GOOD SENSE PREVAILED

While most of the world was occupied in learning the final outcome of a conflict between North Korea and the United States, another serious conflict was taking place in the Himalayas. Armies of China and India backed by their arsenal of nuclear weapons stood eye ball to eye ball at the Doklam plateau near Bhutan. Between them live a third of humanity. Therefore, a conflict between these two neighbors posed a big problem for the entire world. Nobody was more aware of this issue than the parties themselves. Even if elements within their border tried to incite the situation the decision makers of China and India tried to play the whole thing down. Diplomats from both sides interpreted the Doklam confrontation as a disagreement rather than a conflict.
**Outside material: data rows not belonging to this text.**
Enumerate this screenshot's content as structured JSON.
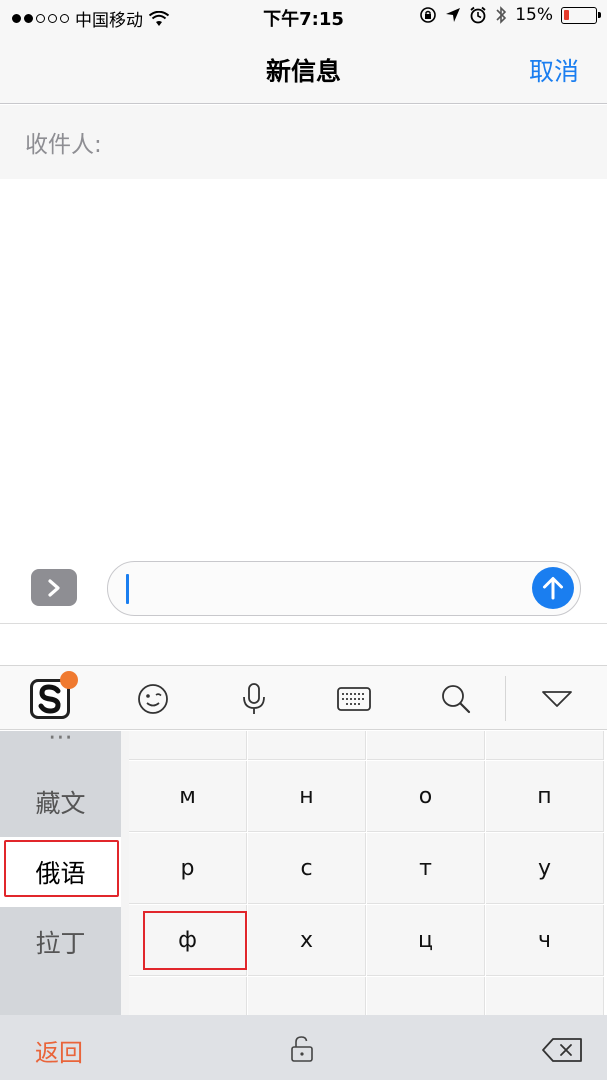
{
  "status_bar": {
    "carrier": "中国移动",
    "time": "下午7:15",
    "battery_percent": "15%",
    "battery_level": 0.15,
    "battery_color": "#e53c2e"
  },
  "nav": {
    "title": "新信息",
    "cancel_label": "取消"
  },
  "recipient": {
    "label": "收件人:"
  },
  "compose": {
    "input_value": ""
  },
  "toolbar": {
    "icons": [
      "sogou-logo-icon",
      "emoji-icon",
      "microphone-icon",
      "keyboard-icon",
      "search-icon",
      "collapse-keyboard-icon"
    ]
  },
  "keyboard": {
    "languages": [
      {
        "label": "藏文",
        "selected": false
      },
      {
        "label": "俄语",
        "selected": true
      },
      {
        "label": "拉丁",
        "selected": false
      }
    ],
    "key_rows": [
      [
        "м",
        "н",
        "о",
        "п"
      ],
      [
        "р",
        "с",
        "т",
        "у"
      ],
      [
        "ф",
        "х",
        "ц",
        "ч"
      ]
    ],
    "highlighted_key": "ф"
  },
  "bottom": {
    "back_label": "返回"
  },
  "colors": {
    "accent": "#1a7ef0",
    "highlight_border": "#e1262b",
    "back_text": "#e9643a"
  }
}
Neither China nor India is considered "a developed country". But they are matured nations. Each is trying to catch up with the rest of the world. The economies of both countries are growing at almost an identical rate. Because of historical reasons China has certain advantages over India. China's place in the Security Council gives it a dominant role. Given the size of India's population and economy, all the powers except China feel that India should be included in the Council. It has not happened yet. And it will not happen until China gives its consent. Therefore, any conflict with China is not in India's best interest; at least now.
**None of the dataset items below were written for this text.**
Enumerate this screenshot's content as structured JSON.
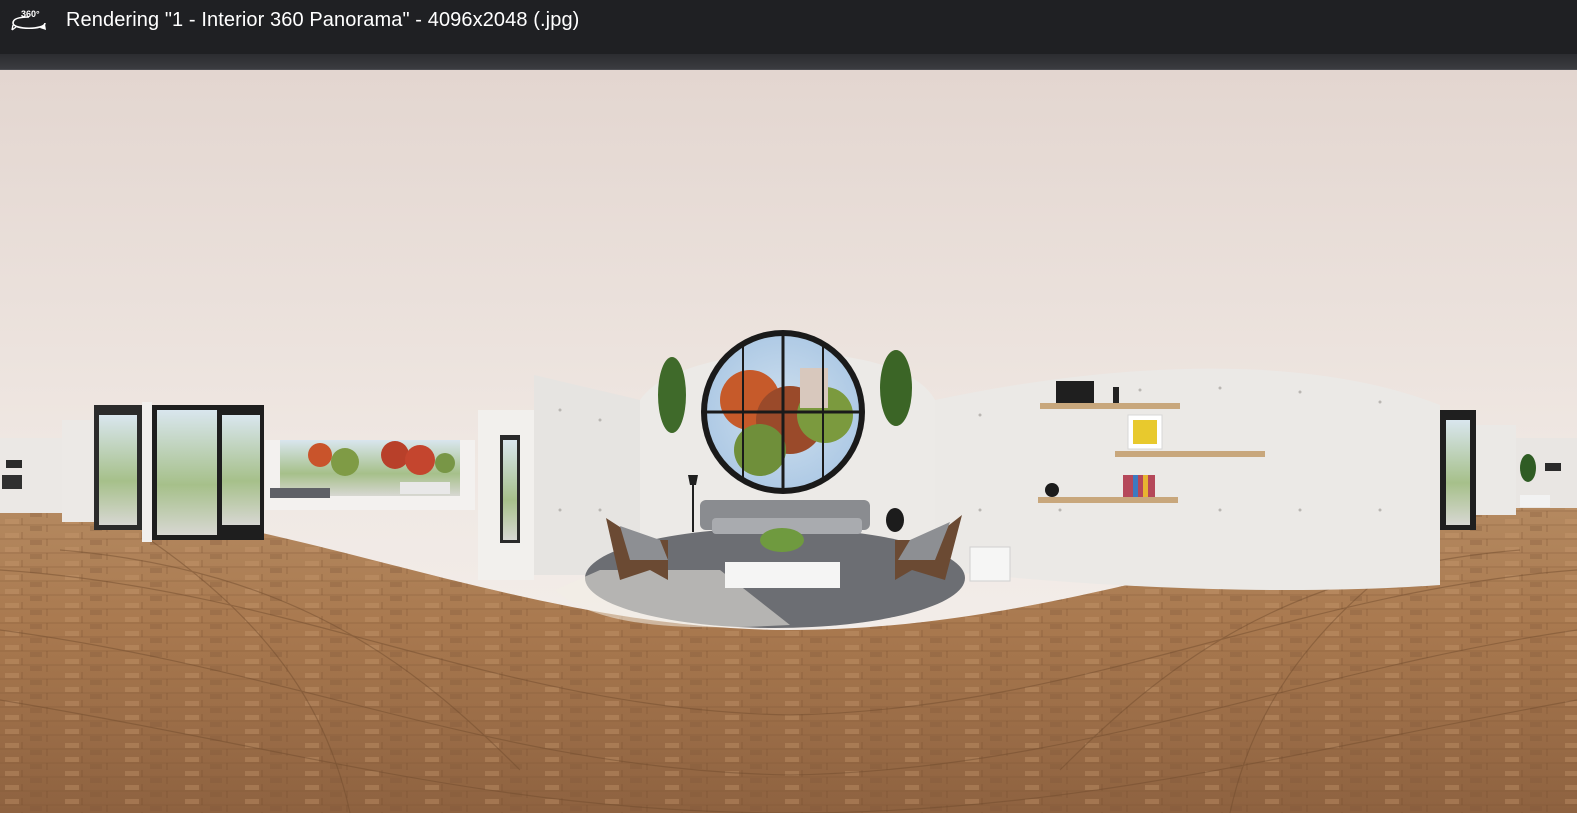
{
  "window": {
    "title": "Rendering \"1 - Interior 360 Panorama\" - 4096x2048 (.jpg)",
    "icon": "360-panorama-icon",
    "icon_badge": "360°"
  },
  "colors": {
    "titlebar": "#1f2023",
    "ceiling": "#ece3de",
    "wall": "#e8e6e3",
    "floor": "#a87a52",
    "rug": "#6d6f74"
  }
}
China also wants to avoid a conflict with India. Given all the unrest it has within its own border involving Muslims in Uighar, supporters of a democratic movement in University campuses, farmers in rural areas opposing highhandedness of local officials and Tibetans in Tibet, it does not want to impose a war on its citizens. A war costs money and lives. For its own progress China also needs India's help. For example, it desperately tries to woo India into its Asian Bank effort. It wants India to participate in its "one belt, one road" slogan. Both are members of the BRICS nations; besides China and India other members are Russia, South Africa and Brazil. Helping each other in the economic development is the cherished goal of these nations.

Keeping in mind that both countries belong to the same club India and China have to be civil toward each other. However, China will hold the annual session of its Parliament in October. In order to show that it is strong and powerful the Government of Xi Jing Pin has to take a certain aggressive stand. Acquisition looks good in this regard. Challenging India sells well in national politics. And all politics is local. On the other hand Narendra Modi's BJP Government in India could not afford to look weak. Given its nationalistic chest thumping it could not back away from China. Hence a stalemate. When Indian soldiers stopped Chinese soldiers from building a road, many in China were angry. They reminded India that in a fight it could lose like in 1962. "It is a different India now" - said the Indians. Finally, each side backed away from its stated position.

To everyone's relief two matured countries acted maturely. Knowing full well what is at stake they made an adjustment with each other. The Chinese side stopped its road building and Indian soldiers went back to their barracks. Indian soldiers emptied the area first and then the Chinese soldiers followed. By the time the BRICS leaders meet in Beijing on the weekend, the leaders of India and China could enjoy the full partnership of goodwill. Plenty of thorny issues exist between the two countries. But the two governments are committed to bettering the lives of their people rather than fighting to destroy each other. One just wishes the leaders of Pakistan could look at the India-China relationship a bit objectively. If China and India can come to terms in spite of conflicts in so many areas between them, then why not Pakistan and India?